Thanks kairosfocus, bornagain77, Box,
Yes, maybe the term “unit” can be improved, by using “oneness”, “one”, “unity” … or whatever you prefer.
Anyway, all terms of a language, at the very end, have symbolic functions, they point to over-linguistic realities. So, what more matters is to understand somehow such higher realities themselves, and you all seem to grasp well the general concept of “true whole”.
Timely post, thank you (and Denyse).
Which can be truly maddening for those who prefer “exact” answers. When I studied calculus it was very difficult for me to get my head around the concept of “when X approaches zero.” What is this approaching zero nonsense? I asked myself. Why not just get there and be done with it? 🙂
Niwrad, on a serious note, I understand the point of your post I think.

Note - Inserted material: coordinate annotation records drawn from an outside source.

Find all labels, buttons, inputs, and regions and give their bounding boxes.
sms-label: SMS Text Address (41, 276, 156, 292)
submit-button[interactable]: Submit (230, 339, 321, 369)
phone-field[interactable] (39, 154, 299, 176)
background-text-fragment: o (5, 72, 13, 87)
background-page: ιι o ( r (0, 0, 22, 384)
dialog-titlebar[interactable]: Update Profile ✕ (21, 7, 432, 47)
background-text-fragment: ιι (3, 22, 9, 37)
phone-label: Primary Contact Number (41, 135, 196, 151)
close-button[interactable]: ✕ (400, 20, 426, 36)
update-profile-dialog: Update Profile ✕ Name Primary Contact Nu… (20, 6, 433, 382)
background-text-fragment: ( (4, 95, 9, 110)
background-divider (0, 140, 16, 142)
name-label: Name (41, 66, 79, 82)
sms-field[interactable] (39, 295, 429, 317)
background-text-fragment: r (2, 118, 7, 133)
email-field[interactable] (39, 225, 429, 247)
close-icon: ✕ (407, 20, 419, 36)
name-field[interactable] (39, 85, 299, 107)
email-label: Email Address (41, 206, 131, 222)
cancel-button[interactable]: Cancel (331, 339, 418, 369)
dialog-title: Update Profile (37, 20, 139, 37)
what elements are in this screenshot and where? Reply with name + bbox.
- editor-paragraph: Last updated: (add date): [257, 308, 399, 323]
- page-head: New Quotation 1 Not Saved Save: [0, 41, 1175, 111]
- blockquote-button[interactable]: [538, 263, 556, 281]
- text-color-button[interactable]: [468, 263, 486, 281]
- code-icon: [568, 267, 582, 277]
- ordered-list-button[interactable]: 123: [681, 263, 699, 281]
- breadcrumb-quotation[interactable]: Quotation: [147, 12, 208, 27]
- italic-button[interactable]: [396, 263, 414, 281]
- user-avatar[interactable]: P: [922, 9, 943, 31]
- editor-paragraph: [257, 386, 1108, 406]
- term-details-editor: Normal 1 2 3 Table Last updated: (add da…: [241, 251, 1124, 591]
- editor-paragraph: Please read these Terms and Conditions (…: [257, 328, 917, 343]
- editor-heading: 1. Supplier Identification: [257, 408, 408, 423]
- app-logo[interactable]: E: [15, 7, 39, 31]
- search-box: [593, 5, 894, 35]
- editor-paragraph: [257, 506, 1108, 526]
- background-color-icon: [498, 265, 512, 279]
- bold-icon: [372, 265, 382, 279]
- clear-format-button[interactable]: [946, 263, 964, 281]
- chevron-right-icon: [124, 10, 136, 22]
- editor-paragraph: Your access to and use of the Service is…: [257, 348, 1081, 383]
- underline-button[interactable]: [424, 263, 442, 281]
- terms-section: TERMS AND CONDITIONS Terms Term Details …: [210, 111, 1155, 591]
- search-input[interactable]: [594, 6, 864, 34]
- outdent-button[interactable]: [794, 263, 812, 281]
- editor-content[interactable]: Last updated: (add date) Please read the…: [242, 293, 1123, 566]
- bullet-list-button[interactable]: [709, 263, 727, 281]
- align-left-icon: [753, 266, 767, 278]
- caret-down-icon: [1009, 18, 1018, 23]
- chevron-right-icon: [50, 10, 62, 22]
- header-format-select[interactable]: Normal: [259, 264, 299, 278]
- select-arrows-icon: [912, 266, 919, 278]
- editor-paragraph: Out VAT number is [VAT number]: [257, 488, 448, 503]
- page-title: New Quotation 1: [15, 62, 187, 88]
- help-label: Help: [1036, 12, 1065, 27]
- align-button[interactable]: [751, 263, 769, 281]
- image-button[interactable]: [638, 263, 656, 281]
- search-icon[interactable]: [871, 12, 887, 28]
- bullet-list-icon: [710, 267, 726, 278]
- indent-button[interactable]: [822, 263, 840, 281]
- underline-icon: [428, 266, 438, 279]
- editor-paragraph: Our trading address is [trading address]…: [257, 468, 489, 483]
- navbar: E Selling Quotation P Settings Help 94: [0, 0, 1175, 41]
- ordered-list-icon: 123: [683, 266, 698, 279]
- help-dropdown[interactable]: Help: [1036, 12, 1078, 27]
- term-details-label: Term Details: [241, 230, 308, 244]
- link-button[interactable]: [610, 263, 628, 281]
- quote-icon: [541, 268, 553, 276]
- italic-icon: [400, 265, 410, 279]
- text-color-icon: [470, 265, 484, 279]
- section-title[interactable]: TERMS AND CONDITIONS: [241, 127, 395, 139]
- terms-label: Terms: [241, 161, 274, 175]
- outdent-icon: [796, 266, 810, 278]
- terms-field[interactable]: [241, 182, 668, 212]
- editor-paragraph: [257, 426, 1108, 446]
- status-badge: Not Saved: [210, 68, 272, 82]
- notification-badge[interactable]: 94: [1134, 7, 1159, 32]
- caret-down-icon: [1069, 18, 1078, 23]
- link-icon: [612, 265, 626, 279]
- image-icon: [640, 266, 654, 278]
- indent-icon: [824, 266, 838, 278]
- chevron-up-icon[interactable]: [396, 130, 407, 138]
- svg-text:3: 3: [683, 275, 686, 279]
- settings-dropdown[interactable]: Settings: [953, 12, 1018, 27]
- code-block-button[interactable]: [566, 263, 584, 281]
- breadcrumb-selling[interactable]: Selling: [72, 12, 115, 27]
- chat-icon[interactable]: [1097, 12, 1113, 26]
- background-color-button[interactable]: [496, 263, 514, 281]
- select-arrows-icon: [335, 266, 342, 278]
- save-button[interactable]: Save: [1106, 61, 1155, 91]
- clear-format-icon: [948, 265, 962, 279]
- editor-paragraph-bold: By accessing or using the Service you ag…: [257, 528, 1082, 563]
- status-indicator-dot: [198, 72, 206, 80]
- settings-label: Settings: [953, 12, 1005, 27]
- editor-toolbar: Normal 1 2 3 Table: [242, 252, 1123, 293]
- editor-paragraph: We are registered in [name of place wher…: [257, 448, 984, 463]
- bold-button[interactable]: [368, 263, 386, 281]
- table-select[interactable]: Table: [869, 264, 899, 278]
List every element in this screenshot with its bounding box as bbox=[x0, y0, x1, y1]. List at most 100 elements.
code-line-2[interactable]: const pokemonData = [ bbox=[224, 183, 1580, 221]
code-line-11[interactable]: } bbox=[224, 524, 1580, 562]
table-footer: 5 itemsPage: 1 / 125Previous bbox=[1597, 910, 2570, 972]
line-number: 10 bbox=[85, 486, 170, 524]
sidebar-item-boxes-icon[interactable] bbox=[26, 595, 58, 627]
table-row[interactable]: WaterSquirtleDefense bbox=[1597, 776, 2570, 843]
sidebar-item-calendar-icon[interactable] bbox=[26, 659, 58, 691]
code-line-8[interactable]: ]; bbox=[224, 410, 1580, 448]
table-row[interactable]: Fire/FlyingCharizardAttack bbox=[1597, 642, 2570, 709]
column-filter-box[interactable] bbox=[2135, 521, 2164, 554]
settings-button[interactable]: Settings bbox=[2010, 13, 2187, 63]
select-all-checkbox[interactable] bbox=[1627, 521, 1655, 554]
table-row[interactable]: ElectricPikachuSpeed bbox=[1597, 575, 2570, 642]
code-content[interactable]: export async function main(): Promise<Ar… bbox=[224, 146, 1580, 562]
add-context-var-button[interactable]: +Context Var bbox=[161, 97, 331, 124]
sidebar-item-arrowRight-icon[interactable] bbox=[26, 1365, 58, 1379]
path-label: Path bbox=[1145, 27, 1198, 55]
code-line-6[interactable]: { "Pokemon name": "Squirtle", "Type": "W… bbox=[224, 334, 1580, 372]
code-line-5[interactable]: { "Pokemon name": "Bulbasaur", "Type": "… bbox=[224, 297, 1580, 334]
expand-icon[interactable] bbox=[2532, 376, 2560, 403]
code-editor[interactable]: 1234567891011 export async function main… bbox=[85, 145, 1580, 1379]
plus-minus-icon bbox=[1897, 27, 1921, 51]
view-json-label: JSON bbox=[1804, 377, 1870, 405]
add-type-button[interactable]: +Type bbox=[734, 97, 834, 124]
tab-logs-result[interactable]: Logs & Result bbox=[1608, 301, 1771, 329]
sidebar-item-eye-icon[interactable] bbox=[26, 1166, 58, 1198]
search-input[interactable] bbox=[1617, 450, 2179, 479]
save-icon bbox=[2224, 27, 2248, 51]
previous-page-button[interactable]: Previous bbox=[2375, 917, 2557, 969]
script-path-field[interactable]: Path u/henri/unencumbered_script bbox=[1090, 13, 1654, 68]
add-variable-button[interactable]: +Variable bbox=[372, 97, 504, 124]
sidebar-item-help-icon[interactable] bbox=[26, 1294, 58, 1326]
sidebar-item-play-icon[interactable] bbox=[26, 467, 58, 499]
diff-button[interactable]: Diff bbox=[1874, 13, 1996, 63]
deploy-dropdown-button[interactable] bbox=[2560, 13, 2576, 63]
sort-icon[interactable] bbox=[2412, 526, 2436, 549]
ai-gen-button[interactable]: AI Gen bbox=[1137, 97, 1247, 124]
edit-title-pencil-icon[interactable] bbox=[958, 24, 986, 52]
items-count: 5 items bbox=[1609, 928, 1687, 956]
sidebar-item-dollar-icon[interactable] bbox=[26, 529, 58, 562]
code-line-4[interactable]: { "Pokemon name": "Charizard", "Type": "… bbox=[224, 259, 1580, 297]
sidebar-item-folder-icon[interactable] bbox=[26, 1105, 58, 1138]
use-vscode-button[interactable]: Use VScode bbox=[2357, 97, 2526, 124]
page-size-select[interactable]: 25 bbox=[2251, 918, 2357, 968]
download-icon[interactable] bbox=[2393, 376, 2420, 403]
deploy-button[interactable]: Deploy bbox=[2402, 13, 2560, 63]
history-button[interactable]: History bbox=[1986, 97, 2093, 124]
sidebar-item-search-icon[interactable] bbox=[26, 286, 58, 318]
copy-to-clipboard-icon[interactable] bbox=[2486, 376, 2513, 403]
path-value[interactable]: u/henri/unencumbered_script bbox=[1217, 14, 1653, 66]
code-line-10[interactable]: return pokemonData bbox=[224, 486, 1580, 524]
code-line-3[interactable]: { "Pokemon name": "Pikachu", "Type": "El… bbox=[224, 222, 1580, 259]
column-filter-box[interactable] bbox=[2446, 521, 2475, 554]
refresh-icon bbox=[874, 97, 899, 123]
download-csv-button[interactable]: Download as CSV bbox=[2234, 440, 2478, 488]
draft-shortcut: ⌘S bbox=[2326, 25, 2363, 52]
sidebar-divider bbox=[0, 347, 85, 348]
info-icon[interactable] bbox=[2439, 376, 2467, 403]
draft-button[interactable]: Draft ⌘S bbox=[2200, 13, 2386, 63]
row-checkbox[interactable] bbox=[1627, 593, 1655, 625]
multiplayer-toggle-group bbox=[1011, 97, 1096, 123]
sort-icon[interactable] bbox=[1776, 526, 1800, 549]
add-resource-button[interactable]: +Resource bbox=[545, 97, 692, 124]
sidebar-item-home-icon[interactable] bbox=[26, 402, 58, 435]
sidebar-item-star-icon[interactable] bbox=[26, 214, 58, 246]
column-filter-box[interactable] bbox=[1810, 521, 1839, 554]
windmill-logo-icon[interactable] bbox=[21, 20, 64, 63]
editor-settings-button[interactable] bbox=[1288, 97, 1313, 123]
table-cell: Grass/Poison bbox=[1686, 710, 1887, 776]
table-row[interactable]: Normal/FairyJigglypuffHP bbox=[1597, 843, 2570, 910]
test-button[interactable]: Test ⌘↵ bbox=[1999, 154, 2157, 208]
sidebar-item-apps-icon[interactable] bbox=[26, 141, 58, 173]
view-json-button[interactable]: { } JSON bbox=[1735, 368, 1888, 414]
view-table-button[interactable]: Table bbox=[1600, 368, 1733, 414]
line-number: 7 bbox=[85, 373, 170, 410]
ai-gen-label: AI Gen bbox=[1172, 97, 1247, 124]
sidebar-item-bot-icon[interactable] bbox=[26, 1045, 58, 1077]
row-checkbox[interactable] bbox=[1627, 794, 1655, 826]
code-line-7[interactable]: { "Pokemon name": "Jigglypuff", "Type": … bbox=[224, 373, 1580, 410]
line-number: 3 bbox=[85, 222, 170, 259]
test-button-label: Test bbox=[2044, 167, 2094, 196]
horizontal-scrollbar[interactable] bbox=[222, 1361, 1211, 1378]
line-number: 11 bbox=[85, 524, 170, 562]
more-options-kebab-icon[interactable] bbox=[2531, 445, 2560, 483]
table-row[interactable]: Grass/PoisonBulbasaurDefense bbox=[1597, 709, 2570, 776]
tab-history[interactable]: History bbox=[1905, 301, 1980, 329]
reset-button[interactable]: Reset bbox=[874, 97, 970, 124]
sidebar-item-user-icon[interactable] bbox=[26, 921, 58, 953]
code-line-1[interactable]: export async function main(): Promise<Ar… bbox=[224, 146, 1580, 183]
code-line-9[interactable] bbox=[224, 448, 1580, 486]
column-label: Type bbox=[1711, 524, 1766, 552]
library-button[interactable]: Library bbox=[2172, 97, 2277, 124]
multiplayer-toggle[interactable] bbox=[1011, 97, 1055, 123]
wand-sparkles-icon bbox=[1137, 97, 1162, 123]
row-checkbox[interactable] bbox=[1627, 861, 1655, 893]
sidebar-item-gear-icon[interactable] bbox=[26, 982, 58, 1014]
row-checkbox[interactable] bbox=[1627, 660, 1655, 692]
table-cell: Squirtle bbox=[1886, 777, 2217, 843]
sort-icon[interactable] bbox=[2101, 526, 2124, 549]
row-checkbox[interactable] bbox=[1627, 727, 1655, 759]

But it seems to me you are creeping along a precipice here, and one false move will cause you to fall into materialist “emergentism,” which, as you know, I have no use for. How do you avoid this?
Barry,
There is a big equivoque. Materialist “emergentism” is exactly the opposite of synthesis, the reaching of the limit (the knowledge of a true whole) bypassing any analysis on it. The former is the impossible arise of more from less (gradual evolutionism), the latter is the direct understanding by intelligence (the more) of an integrated reality, without any gradualism. What precipice? If you understand, my post is what is more distant from any materialism / evolutionism, because states in principle that synthesis (intelligent design if you want), the more, is always higher and truer than analysis (evolution if you want), the less.
KF, maybe ‘complex and ‘construct’ could be synonyms for ‘set’, here, couldn’t they?
A lot of this thread-header of yours reminds me of Aldous Huxley’s essay on comparative religion, The Perennial Philosophy; notably, the inaptness of the analytical intelligence to get beyond mechanistic reductionist physics, to reach the higher realm of the spirit, still less the Creator of all things: the Hindu Brahman, the One without a Second. If you haven’t read it, KF, I think you’ll like it a lot.
To arrive at some kind of apprehension of the numinous, what Huxley calls, ‘the unitive intelligence’ must be engaged; a faculty honed by modifying one’s being through the discipline of some measure of religious discipline/asceticism. Interesting, the word, ‘integrity’, in relation to character, isn’t it?
It also reminded me of an Aussie soldier in our battalion, who told me in the used car business in Aussie at that time, they’d say of a car, ‘Yes. She’s a nice, clean unit.'(!!) To which, I replied, ‘When they really meant, “She’s a dirty, disintegrating complex”…?’
BA: The limit of course is when it all BUT vanishes. I think the non-standard approach of Robinson from the 1960’s may help those mystified by the post 1870 limits approach. The slope of a line is the slope of its tangent, the limit of the slope of chords as they approach the point, and area in that circle is the limit of area of squares as they approach minimal but non-zero side. Hitting a zero of course runs a product to zero, and shoots a division up without limit. Ya gotta stop just short, about the thickness of an electron — in the modern approach, roughly: any smaller and there’s nowt there. KF
Axel, this is one time I dunno. (Sorta like what is beginning to happen a fair bit with some of my son’s questions these days.) KF
I’m reading Feser’s Scholastic Metaphysics
He provides, imo, a wonderful analogy of atomism.
Toss a lump of gold. Toss a handful of marbles. Why does the former cohere while the latter does not?
It’s pretty amazing to see how many modern questions were raised millennia ago and answered.